А это было действительно так. Вскоре до слуха Эвелин и О'Коннелла также донесся далекий жужжащий звук, словно откуда-то из-за горизонта к ним приближается самолет, только это жужжание казалось более пронзительным и с какими-то подвываниями.
Рик и Эвелин одновременно вскочили на ноги. В тот же миг, вздрогнув, в своей палатке проснулся Джонатан. Жужжание и вой теперь напоминали сигнал испорченной автомобильной сирены. В той стороне, где стояли палатки американцев, возник Бени.
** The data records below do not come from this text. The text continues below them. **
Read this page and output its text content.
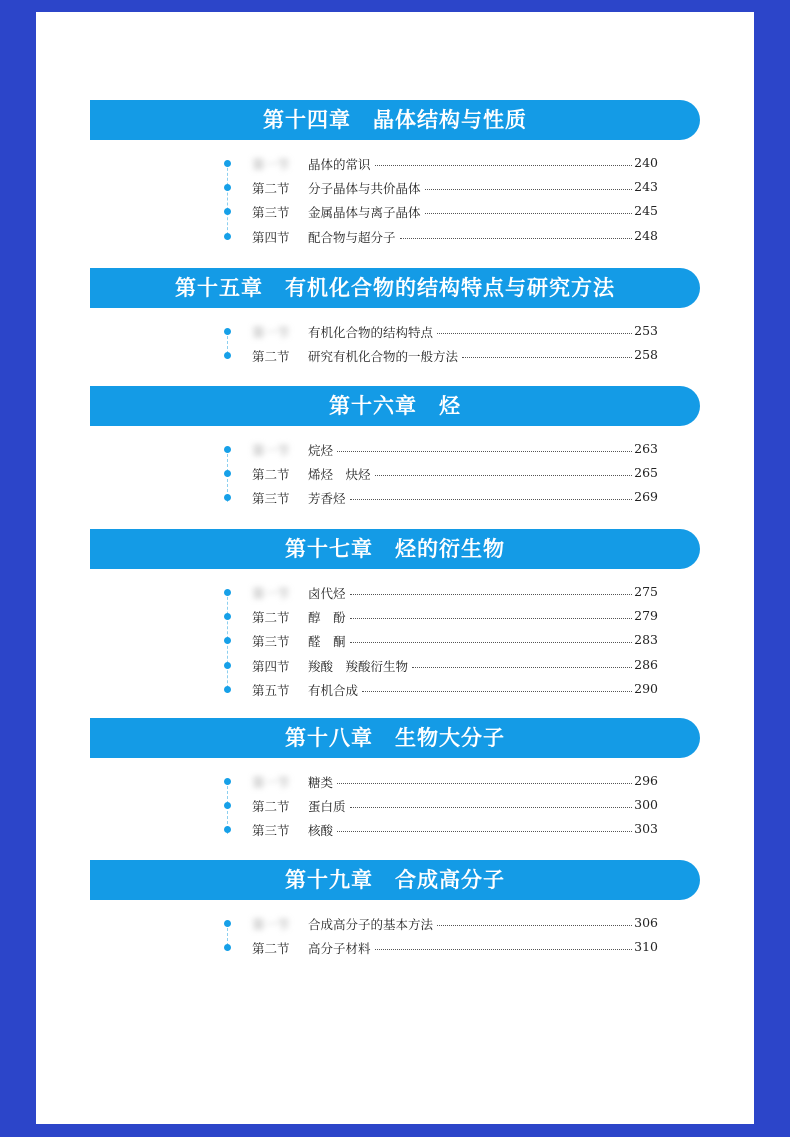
第十四章　晶体结构与性质
第一节 晶体的常识	240
第二节 分子晶体与共价晶体	243
第三节 金属晶体与离子晶体	245
第四节 配合物与超分子	248
第十五章　有机化合物的结构特点与研究方法
第一节 有机化合物的结构特点	253
第二节 研究有机化合物的一般方法	258
第十六章　烃
第一节 烷烃	263
第二节 烯烃　炔烃	265
第三节 芳香烃	269
第十七章　烃的衍生物
第一节 卤代烃	275
第二节 醇　酚	279
第三节 醛　酮	283
第四节 羧酸　羧酸衍生物	286
第五节 有机合成	290
第十八章　生物大分子
第一节 糖类	296
第二节 蛋白质	300
第三节 核酸	303
第十九章　合成高分子
第一节 合成高分子的基本方法	306
第二节 高分子材料	310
Он шел пошатываясь и держась руками за живот.
– Наверное, крыса оказалась больная, – спросонок пробормотал он, но глаза его тут же округлились от ужаса, как только он услышал все нарастающий гул, идущий из пустыни.
Хендерсон, Бернс и Дэниэлс тоже выскочили из палаток с револьверами в руках, когда до них донесся снаружи непонятный шум.
Все сгрудились в мерцающем свете костра, напряженно вглядываясь в сторону источника звука. Смущенные собственной беспомощностью, американцы громко рассуждали о том, что за чертовщина тут, могла происходить.
Вскоре «чертовщина» заявила о себе вполне материально. Жуткое, невероятно огромное облако саранчи опустилось на лагерь, покрывая все вокруг шевелящимся ковром.
Эвелин судорожно размахивала руками в воздухе, стараясь пробиться через вихрь крылатых насекомых. Она почувствовала, как О'Коннелл ухватил ее за талию и увлек за собой. Пробившись сквозь ливень саранчи, к ним присоединился Джонатан, и все трое помчались к трещине возле статуи Анубиса. Отчаянно пытаясь избавиться от ползающих по ним крылатых тварей, они старались как можно скорей достичь храма.